Tidak ada tema yang dianggap tabu. Bahkan topik-topik seperti hubungan seksual dan praktik ritual spiritual dikisahkan dengan rinci dalam kerangka budaya Jawa. Hal ini menunjukkan bahwa Serat Centhini bukan sekadar karya sastra, tetapi juga catatan antropologis tentang struktur nilai dan pandangan hidup masyarakat Jawa abad ke-19.

Sebagaimana umumnya naskah kuno, Serat Centhini digandakan secara manual. Proses penggandaan ini menyebabkan munculnya berbagai versi naskah, yang dipengaruhi oleh penyesuaian lokal maupun perbedaan gaya penyalin. Hingga kini, setidaknya telah teridentifikasi enam versi utama Serat Centhini, yaitu Serat Centhini Baku, versi persembahan Pakubuwana VII ke Negeri Belanda, versi Bahasa Jawa Timur, versi Bahasa Jawa Pegon yang menggunakan huruf Arab, Serat Centhini Jalalen, dan Serat Centhini Annongraga.

Semua versi ini tetap menggunakan huruf Jawa dan berbahasa Jawa, namun menunjukkan kekayaan varian tafsir dan penyampaian ulang, yang menambah nilai historiografi dan filologis naskah ini.
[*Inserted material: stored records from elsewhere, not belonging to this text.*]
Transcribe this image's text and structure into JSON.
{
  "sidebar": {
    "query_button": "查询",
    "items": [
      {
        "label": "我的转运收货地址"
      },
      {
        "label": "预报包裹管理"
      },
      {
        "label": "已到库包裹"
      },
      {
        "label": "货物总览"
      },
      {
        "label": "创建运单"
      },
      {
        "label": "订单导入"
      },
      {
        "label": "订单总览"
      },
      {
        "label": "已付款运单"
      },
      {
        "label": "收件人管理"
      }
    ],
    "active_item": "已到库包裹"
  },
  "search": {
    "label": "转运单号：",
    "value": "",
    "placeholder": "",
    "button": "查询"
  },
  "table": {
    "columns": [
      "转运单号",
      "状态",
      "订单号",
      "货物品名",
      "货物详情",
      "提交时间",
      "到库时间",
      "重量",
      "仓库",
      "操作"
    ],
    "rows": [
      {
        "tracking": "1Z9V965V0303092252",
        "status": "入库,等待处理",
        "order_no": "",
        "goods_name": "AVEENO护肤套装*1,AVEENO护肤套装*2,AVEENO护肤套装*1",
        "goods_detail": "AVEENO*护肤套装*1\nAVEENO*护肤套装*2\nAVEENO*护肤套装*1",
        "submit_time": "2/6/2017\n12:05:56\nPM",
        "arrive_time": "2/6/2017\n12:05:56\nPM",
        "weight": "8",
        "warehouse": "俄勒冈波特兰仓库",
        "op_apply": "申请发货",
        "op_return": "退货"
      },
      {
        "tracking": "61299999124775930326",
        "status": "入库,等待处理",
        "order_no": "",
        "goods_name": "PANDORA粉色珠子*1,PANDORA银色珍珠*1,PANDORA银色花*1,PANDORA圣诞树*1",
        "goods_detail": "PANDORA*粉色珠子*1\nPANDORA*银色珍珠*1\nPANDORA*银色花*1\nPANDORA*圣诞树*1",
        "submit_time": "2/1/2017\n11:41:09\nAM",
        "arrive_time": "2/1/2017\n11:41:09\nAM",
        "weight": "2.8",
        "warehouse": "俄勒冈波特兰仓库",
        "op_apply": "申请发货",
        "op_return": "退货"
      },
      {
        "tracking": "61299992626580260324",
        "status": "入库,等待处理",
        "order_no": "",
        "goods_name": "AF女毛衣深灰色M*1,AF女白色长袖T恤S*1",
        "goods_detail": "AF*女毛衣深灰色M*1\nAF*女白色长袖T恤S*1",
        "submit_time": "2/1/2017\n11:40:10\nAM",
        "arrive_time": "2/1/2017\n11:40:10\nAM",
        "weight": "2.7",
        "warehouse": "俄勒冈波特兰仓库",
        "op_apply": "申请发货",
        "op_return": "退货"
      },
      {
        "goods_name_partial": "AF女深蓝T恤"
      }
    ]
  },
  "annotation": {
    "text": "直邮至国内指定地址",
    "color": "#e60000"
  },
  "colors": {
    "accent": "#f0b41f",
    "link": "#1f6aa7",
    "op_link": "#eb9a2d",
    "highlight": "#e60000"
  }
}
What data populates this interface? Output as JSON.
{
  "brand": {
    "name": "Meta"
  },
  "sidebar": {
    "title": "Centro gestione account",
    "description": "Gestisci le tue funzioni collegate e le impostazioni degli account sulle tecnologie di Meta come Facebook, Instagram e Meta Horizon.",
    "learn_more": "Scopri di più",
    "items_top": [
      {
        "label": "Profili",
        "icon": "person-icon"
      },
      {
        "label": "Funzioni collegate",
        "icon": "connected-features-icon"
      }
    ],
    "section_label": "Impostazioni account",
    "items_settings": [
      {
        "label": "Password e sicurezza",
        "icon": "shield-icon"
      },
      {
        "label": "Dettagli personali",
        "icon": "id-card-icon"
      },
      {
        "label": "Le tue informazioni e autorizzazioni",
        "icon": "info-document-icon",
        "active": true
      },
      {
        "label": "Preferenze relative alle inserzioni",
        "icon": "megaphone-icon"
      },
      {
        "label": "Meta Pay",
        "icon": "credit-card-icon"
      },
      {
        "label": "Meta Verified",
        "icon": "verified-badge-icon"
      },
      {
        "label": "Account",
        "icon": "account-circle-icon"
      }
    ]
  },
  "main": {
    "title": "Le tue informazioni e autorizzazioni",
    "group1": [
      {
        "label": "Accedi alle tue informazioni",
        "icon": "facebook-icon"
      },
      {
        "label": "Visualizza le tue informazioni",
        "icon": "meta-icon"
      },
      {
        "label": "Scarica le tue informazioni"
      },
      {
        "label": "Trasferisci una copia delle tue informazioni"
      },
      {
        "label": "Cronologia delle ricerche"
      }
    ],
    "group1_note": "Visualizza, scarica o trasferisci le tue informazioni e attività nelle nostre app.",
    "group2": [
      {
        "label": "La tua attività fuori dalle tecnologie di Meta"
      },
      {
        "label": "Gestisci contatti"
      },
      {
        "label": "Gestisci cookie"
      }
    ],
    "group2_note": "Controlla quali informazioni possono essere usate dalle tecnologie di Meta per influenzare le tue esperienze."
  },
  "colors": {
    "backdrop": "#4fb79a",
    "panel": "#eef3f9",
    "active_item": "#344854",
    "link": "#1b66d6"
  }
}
Serat Centhini menyuguhkan pandangan dunia masyarakat Jawa pra-modern yang memadukan nilai-nilai spiritual Islam, tradisi lokal Hindu-Buddha, serta praktik-praktik sehari-hari yang sangat kontekstual. Dalam dunia modern, Serat Centhini tidak hanya menjadi sumber pengetahuan sejarah dan budaya, tetapi juga menjadi bahan refleksi tentang keberagaman cara hidup dan penerimaan terhadap kompleksitas kehidupan manusia.

Banyak akademisi dan budayawan menilai bahwa Serat Centhini mampu menunjukkan fleksibilitas budaya Jawa dalam menghadapi perubahan zaman, sekaligus menunjukkan bagaimana literatur digunakan sebagai media pelestarian dan transmisi nilai-nilai lokal secara turun-temurun.

Serat Centhini adalah mahakarya yang melampaui zamannya. Ia bukan hanya kitab sastra, tetapi juga cermin utuh kebudayaan Jawa dengan segala kekayaan dan paradoksnya. Ia adalah warisan tak ternilai yang menyatukan sastra, filsafat, ilmu, dan kehidupan sehari-hari dalam satu suluk panjang yang masih bergema hingga hari ini.